Он медленно помешивал ложечкой чай. В эту минуту он напомнил молодому человеку большую степную птицу где-нибудь на кургане, на широком просторе, что, нахохлившись, замерев, вот так же смотрит вдаль, не видя ничего вблизи.
– Узнать, – задумчиво продолжал он, – узнать помогли мне годы пребывания в университете. Тогда-то я и понял, что жизнеописание моего народа рассеяно по хроникам и летописям арабским, персидским, русским, византийским. Рассеивались порой и умы, и личности, рожденные в народе, творили, размышляли, прославлялись в местах иных, вдали от вскормившей их степи. Так было не раз. А у нас остались лишь песни и легенды, которые, конечно, тоже хранят прошлое, но, как вы сами понимаете, далеко не все и не полностью. Но и рассеянное соберется когда-нибудь, время этому придет.
– Так выходит, – сказал молодой человек, – что мы – я имею в виду народы наши – уже встречались когда-то в прошлом?
– Так и выходит, – улыбнулся киргиз. – И в очень отдаленном, и в более близком. Но это предмет неисчерпаемый. Как человек недавно, очевидно, прибывший из Петербурга, вы бы лучше поделились с бедным провинциалом столичными новостями.
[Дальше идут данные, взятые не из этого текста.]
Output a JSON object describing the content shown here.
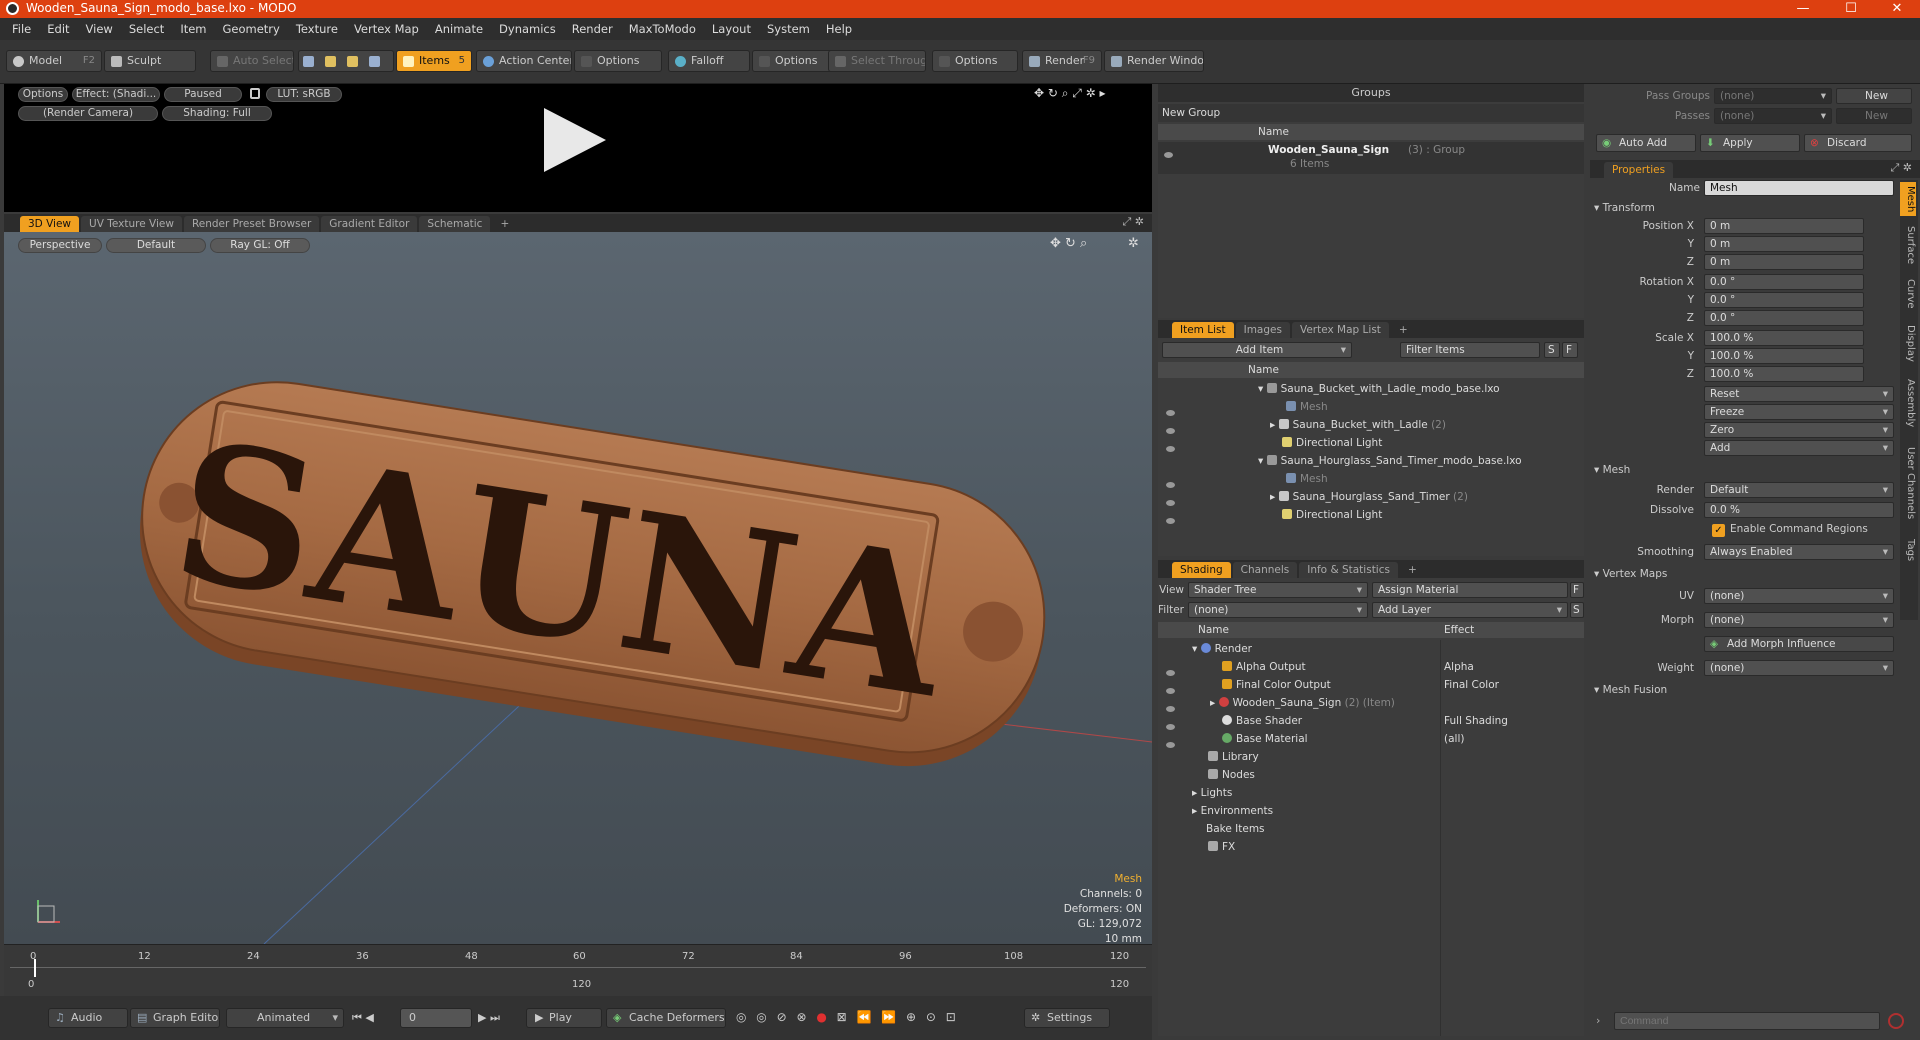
{
  "window": {
    "title": "Wooden_Sauna_Sign_modo_base.lxo - MODO",
    "minimize": "—",
    "maximize": "☐",
    "close": "✕"
  },
  "menu": [
    "File",
    "Edit",
    "View",
    "Select",
    "Item",
    "Geometry",
    "Texture",
    "Vertex Map",
    "Animate",
    "Dynamics",
    "Render",
    "MaxToModo",
    "Layout",
    "System",
    "Help"
  ],
  "toolbar": {
    "model": "Model",
    "model_key": "F2",
    "sculpt": "Sculpt",
    "auto_select": "Auto Select",
    "items": "Items",
    "items_key": "5",
    "action_center": "Action Center",
    "options1": "Options",
    "falloff": "Falloff",
    "options2": "Options",
    "select_through": "Select Through",
    "options3": "Options",
    "render": "Render",
    "render_key": "F9",
    "render_window": "Render Window"
  },
  "preview": {
    "options": "Options",
    "effect": "Effect: (Shadi...",
    "paused": "Paused",
    "lut": "LUT: sRGB",
    "camera": "(Render Camera)",
    "shading": "Shading: Full"
  },
  "viewport_tabs": [
    "3D View",
    "UV Texture View",
    "Render Preset Browser",
    "Gradient Editor",
    "Schematic",
    "+"
  ],
  "viewport": {
    "perspective": "Perspective",
    "default": "Default",
    "raygl": "Ray GL: Off",
    "sign_text": "SAUNA",
    "stats": {
      "type": "Mesh",
      "channels": "Channels: 0",
      "deformers": "Deformers: ON",
      "gl": "GL: 129,072",
      "scale": "10 mm"
    }
  },
  "timeline": {
    "top_ticks": [
      "0",
      "12",
      "24",
      "36",
      "48",
      "60",
      "72",
      "84",
      "96",
      "108",
      "120"
    ],
    "bottom_ticks": [
      "0",
      "120",
      "120"
    ]
  },
  "bottom": {
    "audio": "Audio",
    "graph_editor": "Graph Editor",
    "animated": "Animated",
    "frame": "0",
    "play": "Play",
    "cache_deformers": "Cache Deformers",
    "settings": "Settings"
  },
  "groups": {
    "title": "Groups",
    "new_group": "New Group",
    "col_name": "Name",
    "item_name": "Wooden_Sauna_Sign",
    "item_count": "(3) : Group",
    "item_sub": "6 Items"
  },
  "itemlist": {
    "tabs": [
      "Item List",
      "Images",
      "Vertex Map List",
      "+"
    ],
    "add_item": "Add Item",
    "filter_items": "Filter Items",
    "s": "S",
    "f": "F",
    "col_name": "Name",
    "rows": [
      {
        "label": "Sauna_Bucket_with_Ladle_modo_base.lxo",
        "indent": 0,
        "kind": "scene"
      },
      {
        "label": "Mesh",
        "indent": 2,
        "kind": "mesh"
      },
      {
        "label": "Sauna_Bucket_with_Ladle",
        "indent": 1,
        "kind": "group",
        "count": "(2)"
      },
      {
        "label": "Directional Light",
        "indent": 1,
        "kind": "light"
      },
      {
        "label": "Sauna_Hourglass_Sand_Timer_modo_base.lxo",
        "indent": 0,
        "kind": "scene"
      },
      {
        "label": "Mesh",
        "indent": 2,
        "kind": "mesh"
      },
      {
        "label": "Sauna_Hourglass_Sand_Timer",
        "indent": 1,
        "kind": "group",
        "count": "(2)"
      },
      {
        "label": "Directional Light",
        "indent": 1,
        "kind": "light"
      }
    ]
  },
  "shading": {
    "tabs": [
      "Shading",
      "Channels",
      "Info & Statistics",
      "+"
    ],
    "view_label": "View",
    "view_value": "Shader Tree",
    "assign_material": "Assign Material",
    "f": "F",
    "filter_label": "Filter",
    "filter_value": "(none)",
    "add_layer": "Add Layer",
    "s": "S",
    "col_name": "Name",
    "col_effect": "Effect",
    "rows": [
      {
        "label": "Render",
        "effect": "",
        "indent": 0
      },
      {
        "label": "Alpha Output",
        "effect": "Alpha",
        "indent": 1
      },
      {
        "label": "Final Color Output",
        "effect": "Final Color",
        "indent": 1
      },
      {
        "label": "Wooden_Sauna_Sign",
        "effect": "",
        "indent": 1,
        "suffix": "(2) (Item)"
      },
      {
        "label": "Base Shader",
        "effect": "Full Shading",
        "indent": 1
      },
      {
        "label": "Base Material",
        "effect": "(all)",
        "indent": 1
      },
      {
        "label": "Library",
        "effect": "",
        "indent": 2
      },
      {
        "label": "Nodes",
        "effect": "",
        "indent": 2
      },
      {
        "label": "Lights",
        "effect": "",
        "indent": 0
      },
      {
        "label": "Environments",
        "effect": "",
        "indent": 0
      },
      {
        "label": "Bake Items",
        "effect": "",
        "indent": 0
      },
      {
        "label": "FX",
        "effect": "",
        "indent": 0
      }
    ]
  },
  "properties": {
    "pass_groups": "Pass Groups",
    "passes": "Passes",
    "none": "(none)",
    "new": "New",
    "auto_add": "Auto Add",
    "apply": "Apply",
    "discard": "Discard",
    "tab": "Properties",
    "name_label": "Name",
    "name_value": "Mesh",
    "transform": "Transform",
    "pos_x_label": "Position X",
    "y": "Y",
    "z": "Z",
    "zero_m": "0 m",
    "rot_x_label": "Rotation X",
    "zero_deg": "0.0 °",
    "scale_x_label": "Scale X",
    "hundred": "100.0 %",
    "reset": "Reset",
    "freeze": "Freeze",
    "zero": "Zero",
    "add": "Add",
    "mesh": "Mesh",
    "render_label": "Render",
    "render_value": "Default",
    "dissolve_label": "Dissolve",
    "dissolve_value": "0.0 %",
    "enable_cmd": "Enable Command Regions",
    "smoothing_label": "Smoothing",
    "smoothing_value": "Always Enabled",
    "vertex_maps": "Vertex Maps",
    "uv_label": "UV",
    "uv_value": "(none)",
    "morph_label": "Morph",
    "morph_value": "(none)",
    "add_morph": "Add Morph Influence",
    "weight_label": "Weight",
    "weight_value": "(none)",
    "mesh_fusion": "Mesh Fusion",
    "vtabs": [
      "Mesh",
      "Surface",
      "Curve",
      "Display",
      "Assembly",
      "User Channels",
      "Tags"
    ],
    "command_placeholder": "Command"
  }
}
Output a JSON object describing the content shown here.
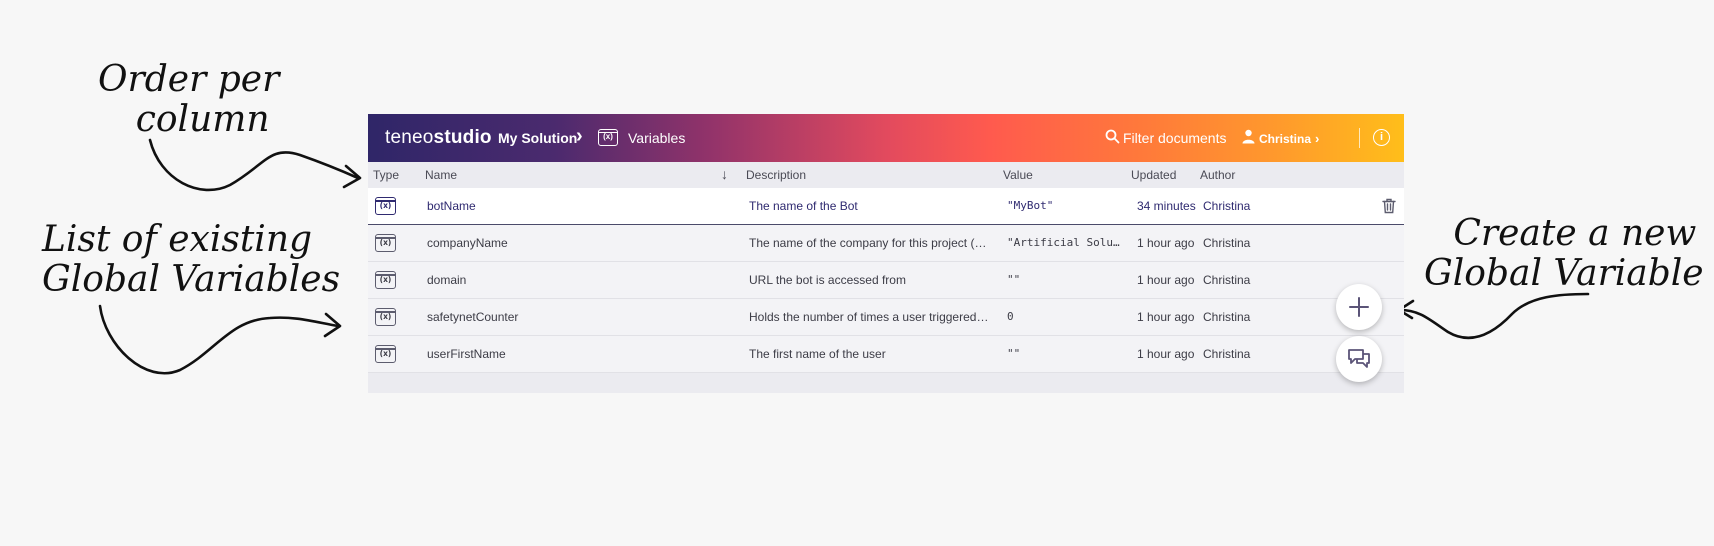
{
  "app": {
    "brand_light": "teneo",
    "brand_bold": "studio"
  },
  "breadcrumb": {
    "solution": "My Solution",
    "separator": "›",
    "page_icon": "(x)",
    "page": "Variables"
  },
  "header": {
    "filter_label": "Filter documents",
    "user_name": "Christina",
    "user_chevron": "›",
    "info_icon": "i"
  },
  "table": {
    "columns": {
      "type": "Type",
      "name": "Name",
      "sort_icon": "↓",
      "description": "Description",
      "value": "Value",
      "updated": "Updated",
      "author": "Author"
    },
    "icon_text": "(x)",
    "rows": [
      {
        "name": "botName",
        "description": "The name of the Bot",
        "value": "\"MyBot\"",
        "updated": "34 minutes",
        "author": "Christina"
      },
      {
        "name": "companyName",
        "description": "The name of the company for this project (adap...",
        "value": "\"Artificial Solut...",
        "updated": "1 hour ago",
        "author": "Christina"
      },
      {
        "name": "domain",
        "description": "URL the bot is accessed from",
        "value": "\"\"",
        "updated": "1 hour ago",
        "author": "Christina"
      },
      {
        "name": "safetynetCounter",
        "description": "Holds the number of times a user triggered the...",
        "value": "0",
        "updated": "1 hour ago",
        "author": "Christina"
      },
      {
        "name": "userFirstName",
        "description": "The first name of the user",
        "value": "\"\"",
        "updated": "1 hour ago",
        "author": "Christina"
      }
    ]
  },
  "annotations": {
    "order_line1": "Order per",
    "order_line2": "column",
    "list_line1": "List of existing",
    "list_line2": "Global Variables",
    "create_line1": "Create a new",
    "create_line2": "Global Variable"
  },
  "icons": [
    "search-icon",
    "user-icon",
    "info-icon",
    "variable-icon",
    "trash-icon",
    "plus-icon",
    "chat-icon",
    "sort-arrow-icon"
  ],
  "colors": {
    "accent_dark": "#2f2668",
    "accent_orange": "#ff7a3a",
    "accent_yellow": "#ffbe1a",
    "selected_text": "#2f2a70"
  }
}
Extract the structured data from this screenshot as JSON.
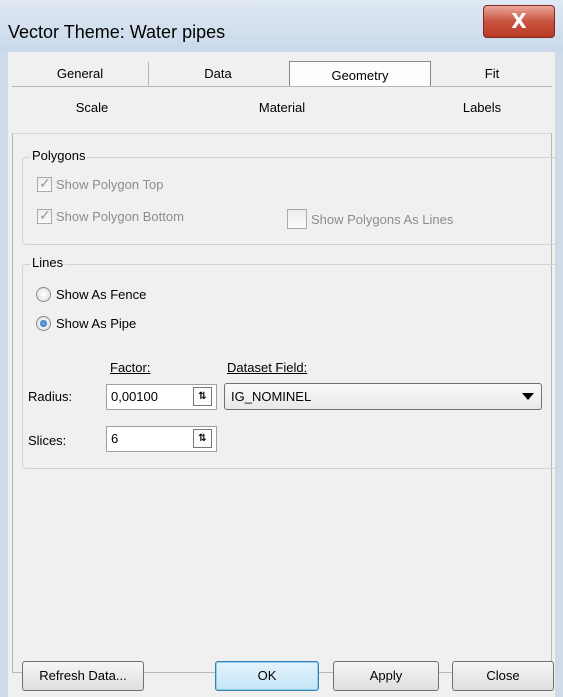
{
  "window": {
    "title": "Vector Theme: Water pipes",
    "close_label": "X"
  },
  "tabs_row1": [
    {
      "label": "General"
    },
    {
      "label": "Data"
    },
    {
      "label": "Geometry"
    },
    {
      "label": "Fit"
    }
  ],
  "tabs_row2": [
    {
      "label": "Scale"
    },
    {
      "label": "Material"
    },
    {
      "label": "Labels"
    }
  ],
  "active_tab": "Geometry",
  "polygons": {
    "group_label": "Polygons",
    "show_top": {
      "label": "Show Polygon Top",
      "checked": true,
      "enabled": false
    },
    "show_bottom": {
      "label": "Show Polygon Bottom",
      "checked": true,
      "enabled": false
    },
    "as_lines": {
      "label": "Show Polygons As Lines",
      "checked": false,
      "enabled": false
    }
  },
  "lines": {
    "group_label": "Lines",
    "fence": {
      "label": "Show As Fence",
      "selected": false
    },
    "pipe": {
      "label": "Show As Pipe",
      "selected": true
    },
    "factor_header": "Factor:",
    "dataset_field_header": "Dataset Field:",
    "radius": {
      "label": "Radius:",
      "value": "0,00100",
      "field": "IG_NOMINEL"
    },
    "slices": {
      "label": "Slices:",
      "value": "6"
    }
  },
  "buttons": {
    "refresh": "Refresh Data...",
    "ok": "OK",
    "apply": "Apply",
    "close": "Close"
  }
}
Как там после злодейского убийства государя императора Александра второго? Что говорят? Немногим ведь более полугода всего прошло. Совсем недавно.
Произнося это, киргиз заметил, что молодой человек едва заметно вздрогнул. Вообще это было странно, что бы за этим ни скрывалось. Впрочем, быть может, очень уж разителен и быстр был переход разговора от отдаленных тем этнографии и истории к злобе современного дня – цареубийству, совсем недавно потрясшему всю Россию.